Tuesday, April 17, 2007

God, Guns and Guts


http://www.guardian.co.uk/usguns/Story/0,,2059726,00.html?gusrc=rss&feed=1

President George Bush arrived on the campus for a memorial service attended mainly by staff and students, questioning continued of the slowness of the college authorities and police to react to the first incident and failure to lock down the campus, cancel classes and properly alert students to the danger. But there was almost no debate in the US about a need for gun control laws - even among the staff and students.

"God, Guns and Guts Make America Great" according to the old bumper-sticker you used to see in Red States.

Why do we like guns so much? Because we think we live in Mogodishu. Somalis won't lay down their weapons because they know that if they give up their firearms but others don't they'll be shot by thugs or members of rival clans. If you live in a failed state, or a corrupt, impoverished Third World country, you can't count on the state to maintain public order or protect you so you rely on God, guns and guts and take care of your own.

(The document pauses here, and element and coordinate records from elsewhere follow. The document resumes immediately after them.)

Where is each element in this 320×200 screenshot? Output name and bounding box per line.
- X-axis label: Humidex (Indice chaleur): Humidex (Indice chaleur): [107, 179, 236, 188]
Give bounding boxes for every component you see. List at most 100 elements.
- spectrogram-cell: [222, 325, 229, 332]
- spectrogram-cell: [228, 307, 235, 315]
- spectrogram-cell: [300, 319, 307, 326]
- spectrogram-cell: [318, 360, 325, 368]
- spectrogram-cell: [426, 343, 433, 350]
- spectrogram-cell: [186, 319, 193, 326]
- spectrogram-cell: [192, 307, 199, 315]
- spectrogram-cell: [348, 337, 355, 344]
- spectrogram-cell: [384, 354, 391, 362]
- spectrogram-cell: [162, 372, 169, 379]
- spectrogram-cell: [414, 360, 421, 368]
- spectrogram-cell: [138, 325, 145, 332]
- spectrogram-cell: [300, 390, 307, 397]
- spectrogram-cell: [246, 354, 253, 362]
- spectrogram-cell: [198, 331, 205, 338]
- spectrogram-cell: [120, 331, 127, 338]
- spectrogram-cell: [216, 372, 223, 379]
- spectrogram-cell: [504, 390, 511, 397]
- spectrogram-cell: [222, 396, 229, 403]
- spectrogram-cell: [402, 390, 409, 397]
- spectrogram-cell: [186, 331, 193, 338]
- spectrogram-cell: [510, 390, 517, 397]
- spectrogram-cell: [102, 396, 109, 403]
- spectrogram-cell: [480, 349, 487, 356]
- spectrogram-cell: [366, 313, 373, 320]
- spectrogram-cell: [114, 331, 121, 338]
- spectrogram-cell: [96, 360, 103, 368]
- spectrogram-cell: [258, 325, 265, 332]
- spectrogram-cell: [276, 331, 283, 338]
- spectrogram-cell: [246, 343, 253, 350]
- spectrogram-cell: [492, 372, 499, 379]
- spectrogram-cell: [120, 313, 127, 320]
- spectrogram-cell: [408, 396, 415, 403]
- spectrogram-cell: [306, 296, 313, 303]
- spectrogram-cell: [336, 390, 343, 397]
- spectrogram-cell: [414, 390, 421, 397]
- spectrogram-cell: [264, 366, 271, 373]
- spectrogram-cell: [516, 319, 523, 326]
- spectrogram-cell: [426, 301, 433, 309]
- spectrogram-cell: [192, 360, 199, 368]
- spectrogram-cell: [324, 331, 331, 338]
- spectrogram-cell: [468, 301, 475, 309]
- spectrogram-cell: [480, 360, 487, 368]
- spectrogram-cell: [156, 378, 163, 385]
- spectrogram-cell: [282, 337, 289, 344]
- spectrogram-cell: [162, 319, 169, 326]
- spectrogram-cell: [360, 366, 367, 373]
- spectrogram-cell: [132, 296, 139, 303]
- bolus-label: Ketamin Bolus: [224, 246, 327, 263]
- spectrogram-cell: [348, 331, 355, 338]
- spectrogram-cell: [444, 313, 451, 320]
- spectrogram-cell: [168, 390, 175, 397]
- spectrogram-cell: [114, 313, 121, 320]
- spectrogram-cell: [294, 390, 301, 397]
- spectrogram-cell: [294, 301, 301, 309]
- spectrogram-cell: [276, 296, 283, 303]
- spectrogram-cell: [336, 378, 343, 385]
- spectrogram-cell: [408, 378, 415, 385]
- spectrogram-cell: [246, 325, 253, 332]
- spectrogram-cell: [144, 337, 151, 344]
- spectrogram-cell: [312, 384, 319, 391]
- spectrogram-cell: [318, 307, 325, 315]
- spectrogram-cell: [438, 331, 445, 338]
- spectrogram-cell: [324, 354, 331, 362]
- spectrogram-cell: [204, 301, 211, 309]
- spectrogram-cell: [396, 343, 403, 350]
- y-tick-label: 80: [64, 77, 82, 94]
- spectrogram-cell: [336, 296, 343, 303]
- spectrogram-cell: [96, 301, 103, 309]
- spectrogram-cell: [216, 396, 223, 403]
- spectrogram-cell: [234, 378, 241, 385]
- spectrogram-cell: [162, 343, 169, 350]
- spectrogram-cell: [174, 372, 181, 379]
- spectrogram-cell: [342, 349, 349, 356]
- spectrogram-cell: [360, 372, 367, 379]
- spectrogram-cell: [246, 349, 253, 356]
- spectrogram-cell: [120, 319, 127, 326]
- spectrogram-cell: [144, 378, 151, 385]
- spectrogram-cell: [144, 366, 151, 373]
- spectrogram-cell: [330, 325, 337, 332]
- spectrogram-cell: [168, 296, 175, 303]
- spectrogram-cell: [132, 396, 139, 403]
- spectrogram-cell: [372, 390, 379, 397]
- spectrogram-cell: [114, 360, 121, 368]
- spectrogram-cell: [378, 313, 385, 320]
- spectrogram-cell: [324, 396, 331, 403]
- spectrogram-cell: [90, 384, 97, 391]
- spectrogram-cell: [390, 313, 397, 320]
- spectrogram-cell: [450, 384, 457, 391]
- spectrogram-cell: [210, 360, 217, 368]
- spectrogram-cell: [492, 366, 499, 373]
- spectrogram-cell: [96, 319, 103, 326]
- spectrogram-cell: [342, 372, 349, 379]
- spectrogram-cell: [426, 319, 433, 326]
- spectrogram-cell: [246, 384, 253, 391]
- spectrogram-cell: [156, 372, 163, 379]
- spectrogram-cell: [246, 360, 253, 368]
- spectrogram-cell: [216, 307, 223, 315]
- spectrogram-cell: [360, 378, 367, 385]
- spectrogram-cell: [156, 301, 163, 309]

Quite a number of Americans believe that every state, the US included, is a failed state--that government is the problem not the solution. They're convinced that individual citizens and the private sector can always do things better--in the teeth of empirical evidence to the contrary. They believe that the Market will do better at promoting the general welfare than a welfare state and that individuals and the private sector--citizens with guns and vigilantes--will do a better job in maintaining public safety than any government programs, including restrictions on the availability of lethal weapons. They rely on God, guns and guts.

Cho Seung-Hui, a homocidal maniac and Virginia Tech undergraduate, had "multiple firearms, not just the Walter P22 and Glock handguns he used in the killings" even though guns were banned on campus. Would this mass murder have been averted if Virginia had had more stringent gun control regulations so that murderous lunatics would not be able to build arsenals or would it have been better to have students and faculty were armed so that once Cho started shooting someone could have taken him out?

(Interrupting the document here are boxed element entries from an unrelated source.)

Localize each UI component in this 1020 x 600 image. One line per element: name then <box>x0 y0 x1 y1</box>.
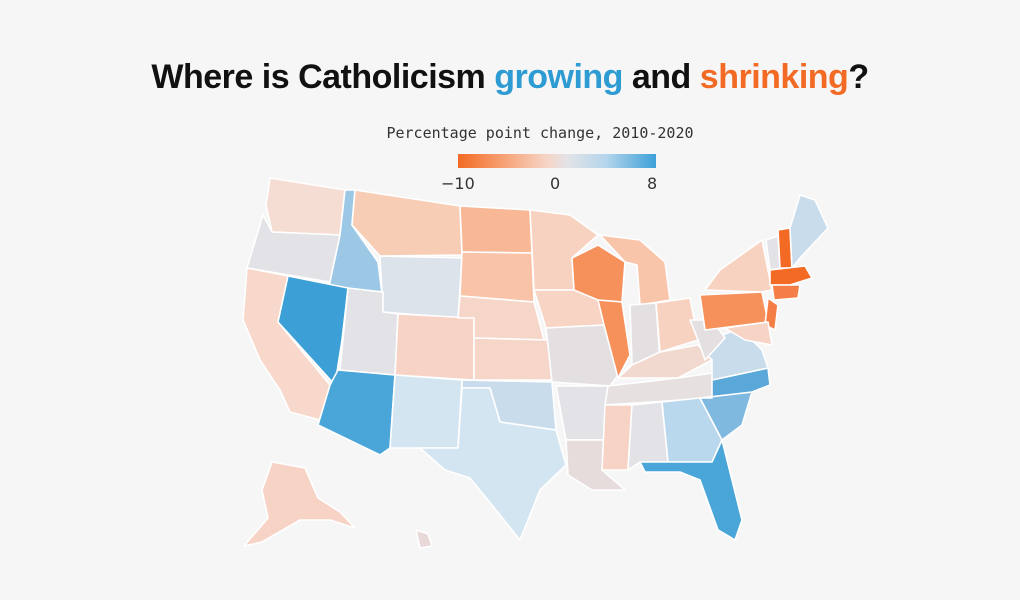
state-nevada <box>277 275 349 386</box>
title-shrinking: shrinking <box>699 58 849 96</box>
legend-max-label: 8 <box>647 174 658 193</box>
state-massachusetts <box>769 265 813 286</box>
title-part3: ? <box>848 58 869 96</box>
state-maryland-delaware <box>724 321 773 346</box>
state-montana <box>351 189 463 257</box>
state-new-york <box>704 239 773 293</box>
state-missouri <box>545 324 623 387</box>
state-florida <box>639 439 743 541</box>
state-alabama <box>627 401 669 471</box>
state-mississippi <box>601 404 633 471</box>
state-hawaii <box>415 529 433 549</box>
state-connecticut-ri <box>771 284 801 301</box>
legend-mid-label: 0 <box>550 174 561 193</box>
state-wyoming <box>379 255 463 319</box>
state-washington <box>265 177 346 236</box>
legend-subtitle: Percentage point change, 2010-2020 <box>386 124 694 142</box>
state-texas <box>419 387 567 541</box>
state-maine <box>789 194 829 269</box>
title-part1: Where is Catholicism <box>151 58 495 96</box>
legend-min-label: −10 <box>441 174 475 193</box>
state-arkansas <box>555 385 609 441</box>
state-alaska <box>243 461 356 547</box>
state-illinois <box>597 299 631 379</box>
chart-title: Where is Catholicism growing and shrinki… <box>0 58 1020 97</box>
title-growing: growing <box>494 58 623 96</box>
state-arizona <box>317 369 396 456</box>
state-colorado <box>394 313 475 381</box>
title-part2: and <box>622 58 700 96</box>
state-north-dakota <box>459 205 533 254</box>
state-south-dakota <box>459 251 535 303</box>
legend-color-bar <box>458 154 656 168</box>
state-new-mexico <box>389 374 463 449</box>
state-kansas <box>473 337 553 381</box>
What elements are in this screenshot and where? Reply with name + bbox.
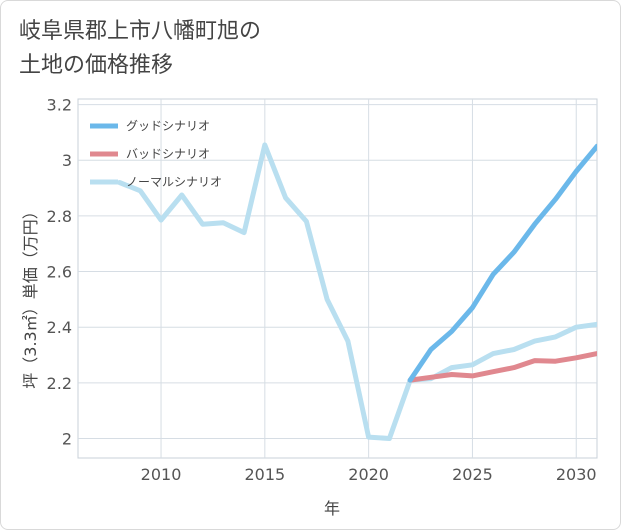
x-tick-label-2025: 2025 <box>452 465 493 484</box>
plot-area <box>77 98 598 459</box>
legend-label-2: ノーマルシナリオ <box>126 175 222 189</box>
x-tick-label-2020: 2020 <box>348 465 389 484</box>
y-tick-label-6: 3.2 <box>47 96 72 115</box>
y-tick-label-0: 2 <box>62 430 72 449</box>
x-tick-label-2010: 2010 <box>141 465 182 484</box>
series-line-0 <box>407 143 597 383</box>
chart-title: 岐阜県郡上市八幡町旭の 土地の価格推移 <box>19 15 261 83</box>
y-axis-title: 坪（3.3㎡）単価（万円） <box>21 203 40 388</box>
y-tick-label-1: 2.2 <box>47 374 72 393</box>
series-layer <box>117 142 597 441</box>
x-tick-label-2015: 2015 <box>244 465 285 484</box>
series-line-2 <box>117 142 597 441</box>
legend-label-0: グッドシナリオ <box>126 119 210 133</box>
x-gridlines <box>160 99 577 458</box>
y-gridlines <box>78 104 597 440</box>
x-tick-labels: 2010 2015 2020 2025 2030 <box>141 465 597 484</box>
y-tick-label-5: 3 <box>62 151 72 170</box>
y-tick-labels: 2 2.2 2.4 2.6 2.8 3 3.2 <box>47 96 72 449</box>
series-line-1 <box>407 351 597 383</box>
chart-title-line-1: 岐阜県郡上市八幡町旭の <box>19 19 262 44</box>
y-tick-label-3: 2.6 <box>47 263 72 282</box>
y-tick-label-4: 2.8 <box>47 207 72 226</box>
y-tick-label-2: 2.4 <box>47 318 72 337</box>
x-axis-title: 年 <box>324 499 340 518</box>
chart-title-line-2: 土地の価格推移 <box>19 53 174 78</box>
x-tick-label-2030: 2030 <box>556 465 597 484</box>
legend-label-1: バッドシナリオ <box>126 147 210 161</box>
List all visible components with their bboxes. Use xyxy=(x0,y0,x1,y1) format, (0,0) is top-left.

There's no a priori answer: gun control means fewer guns, fewer murderous lunatics and common or garden variety thugs with guns, so less need for respectable citizens to defend themselves; no gun control means more guns for lunatics and thugs, but more respectable citizens with guns to shoot them before they shoot us. It's an empirical question which way things will break, and the experience of affluent countries comparable to the US suggests that fewer guns for everyone make everyone safer than escalating the domestic arms race. But which way we bet depends on whether or not we believe that state regulations and agencies can keep us safe and that, apart from a few crazies like Cho, people are not out to do violence.

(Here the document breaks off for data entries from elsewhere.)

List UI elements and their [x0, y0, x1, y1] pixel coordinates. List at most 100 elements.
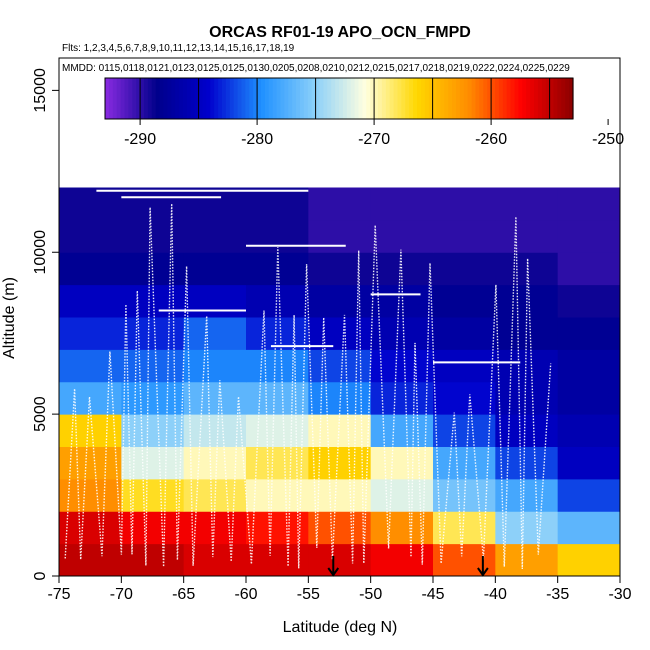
colorbar-swatch: [483, 78, 488, 119]
y-axis: 0 5000 10000 15000: [32, 68, 59, 580]
colorbar-swatch: [163, 78, 168, 119]
colorbar-swatch: [331, 78, 336, 119]
colorbar-swatch: [350, 78, 356, 119]
colorbar-swatch: [354, 78, 360, 119]
heatmap-cell: [495, 446, 559, 480]
colorbar-swatch: [241, 78, 246, 119]
colorbar-swatch: [155, 78, 161, 119]
heatmap-cell: [308, 284, 372, 318]
heatmap-cell: [59, 219, 122, 253]
colorbar-swatch: [401, 78, 406, 119]
heatmap-cell: [183, 284, 247, 318]
colorbar-swatch: [537, 78, 543, 119]
colorbar-swatch: [128, 78, 133, 119]
colorbar: -290 -280 -270 -260 -250: [104, 77, 624, 148]
colorbar-swatch: [186, 78, 192, 119]
heatmap-cell: [59, 511, 122, 545]
colorbar-swatch: [569, 78, 574, 119]
colorbar-swatch: [342, 78, 348, 119]
heatmap-cell: [370, 446, 434, 480]
colorbar-swatch: [440, 78, 445, 119]
heatmap-cell: [246, 446, 309, 480]
colorbar-swatch: [264, 78, 270, 119]
heatmap-cell: [557, 543, 621, 577]
colorbar-swatch: [159, 78, 165, 119]
colorbar-swatch: [339, 78, 344, 119]
colorbar-swatch: [405, 78, 410, 119]
colorbar-swatch: [557, 78, 562, 119]
heatmap-cell: [308, 543, 372, 577]
heatmap-cell: [308, 252, 372, 286]
colorbar-swatch: [190, 78, 196, 119]
dates-label: MMDD: 0115,0118,0121,0123,0125,0125,0130…: [62, 63, 570, 74]
heatmap-cell: [433, 446, 496, 480]
heatmap-cell: [433, 252, 496, 286]
colorbar-swatch: [385, 78, 391, 119]
colorbar-swatch: [280, 78, 285, 119]
colorbar-swatch: [366, 78, 371, 119]
colorbar-swatch: [487, 78, 492, 119]
colorbar-swatch: [444, 78, 449, 119]
colorbar-swatch: [171, 78, 176, 119]
colorbar-swatch: [413, 78, 418, 119]
colorbar-swatch: [417, 78, 422, 119]
heatmap-cell: [308, 349, 372, 383]
heatmap-cell: [433, 349, 496, 383]
heatmap-cell: [121, 446, 185, 480]
heatmap-cell: [183, 219, 247, 253]
site-markers: [327, 556, 489, 577]
colorbar-swatch: [319, 78, 324, 119]
colorbar-swatch: [284, 78, 289, 119]
colorbar-swatch: [124, 78, 129, 119]
x-tick-label: -40: [484, 586, 507, 603]
colorbar-swatch: [288, 78, 293, 119]
site-marker-arrow: [327, 556, 340, 577]
heatmap-cell: [370, 543, 434, 577]
heatmap-cell: [433, 478, 496, 512]
heatmap-cell: [308, 511, 372, 545]
colorbar-swatch: [323, 78, 328, 119]
colorbar-swatch: [549, 78, 555, 119]
colorbar-swatch: [151, 78, 157, 119]
heatmap-cell: [121, 187, 185, 221]
flights-label: Flts: 1,2,3,4,5,6,7,8,9,10,11,12,13,14,1…: [62, 43, 295, 54]
colorbar-swatch: [276, 78, 282, 119]
heatmap-cell: [59, 414, 122, 447]
colorbar-swatch: [335, 78, 340, 119]
heatmap-cell: [557, 511, 621, 545]
plot-frame: [58, 57, 621, 577]
colorbar-swatch: [456, 78, 461, 119]
colorbar-swatch: [132, 78, 137, 119]
x-tick-label: -50: [359, 586, 382, 603]
colorbar-swatch: [225, 78, 231, 119]
heatmap-cell: [183, 349, 247, 383]
heatmap-cell: [121, 414, 185, 447]
heatmap-cell: [495, 187, 559, 221]
colorbar-swatch: [362, 78, 367, 119]
chart-title: ORCAS RF01-19 APO_OCN_FMPD: [209, 24, 471, 41]
colorbar-swatch: [249, 78, 254, 119]
colorbar-tick-label: -270: [358, 131, 390, 148]
heatmap-cell: [370, 219, 434, 253]
colorbar-swatch: [463, 78, 469, 119]
heatmap-cell: [308, 187, 372, 221]
heatmap-cell: [183, 381, 247, 415]
colorbar-swatch: [105, 78, 110, 119]
heatmap-cell: [183, 414, 247, 447]
colorbar-swatch: [502, 78, 508, 119]
colorbar-swatch: [381, 78, 387, 119]
heatmap-cell: [59, 317, 122, 350]
heatmap-cell: [557, 349, 621, 383]
heatmap-cell: [557, 187, 621, 221]
colorbar-swatch: [479, 78, 484, 119]
colorbar-swatch: [498, 78, 504, 119]
colorbar-swatch: [553, 78, 558, 119]
heatmap-cell: [183, 187, 247, 221]
colorbar-swatch: [530, 78, 535, 119]
y-axis-label: Altitude (m): [1, 277, 18, 359]
heatmap-cell: [183, 252, 247, 286]
colorbar-swatch: [253, 78, 258, 119]
y-tick-label: 0: [32, 571, 49, 580]
heatmap-cell: [183, 478, 247, 512]
colorbar-swatch: [194, 78, 200, 119]
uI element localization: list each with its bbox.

We don't believe that, and it isn't primarily criminally insane Korean undergraduates that we're worried about. We believe that there is an underclass out to do violence which cannot be salvaged or improved but only, at best, controlled and contained. We believe that the only way to keep safe is by isolating and segregating them, imprisoning as many as we're able, and moving away as far as we can from their turf--to remote exurbs and, if we can afford it, gated communities. We don't think the America is like France, Sweden or the UK--we think the US is like Somalia, or like Kenya where anyone who can afford it lives in a gated community or compound patrolled by security guards, or like other Third World countries where an impoverished underclass engages in crime and violence and everyone relies on God, guns and guts to protect themselves. And that is a self-fulfilling prophacy.

4 comments:

Andrew Brown said...

Pity you didn't get that into the CT. It's one of the very few unpredictable and illuminating comments I have seen about all this.

Anonymous said...

You hit the nail on the head with this one. I've always wondered about America's continuing adoration of guns and your explanation is about the best I've seen.

The mindset seems to be "I've helped create a society where the people I deem below me must have weaponry to get what society has denied them - therefore I must have even more guns to 'protect' myself." Truly a self-fulfilling prophecy. If you fear your neighbor then you must have more guns than your neighbor...

MikeS said...

Beautifully articulated, both the idea of a trade-off and the cultural 'siege' mindset; and you have resisted the temptation to propound a simple but unworkable solution. Enough of this intolerable unctuousness... prophecy... it's PROPHECY.

Unknown said...

Hmm. Maybe I will get it into CT in my next column 2 months from now. By then Virginia Tech will be old news. But of course by we may have another newsworthy mass murder!

Prophacy? I'm flattered. This is really just a little baby game theory. The international arms race keeps on going because nation states are in competition and because there is no fair arbiter with the will and power to stop them. The domestic arms race keeps on going because Americans believe (falsely) that the government doesn't have the will or power to protect them and aren't willing to dismantle a system that perpetuates the existence of an underclass that has every reason to be resentful.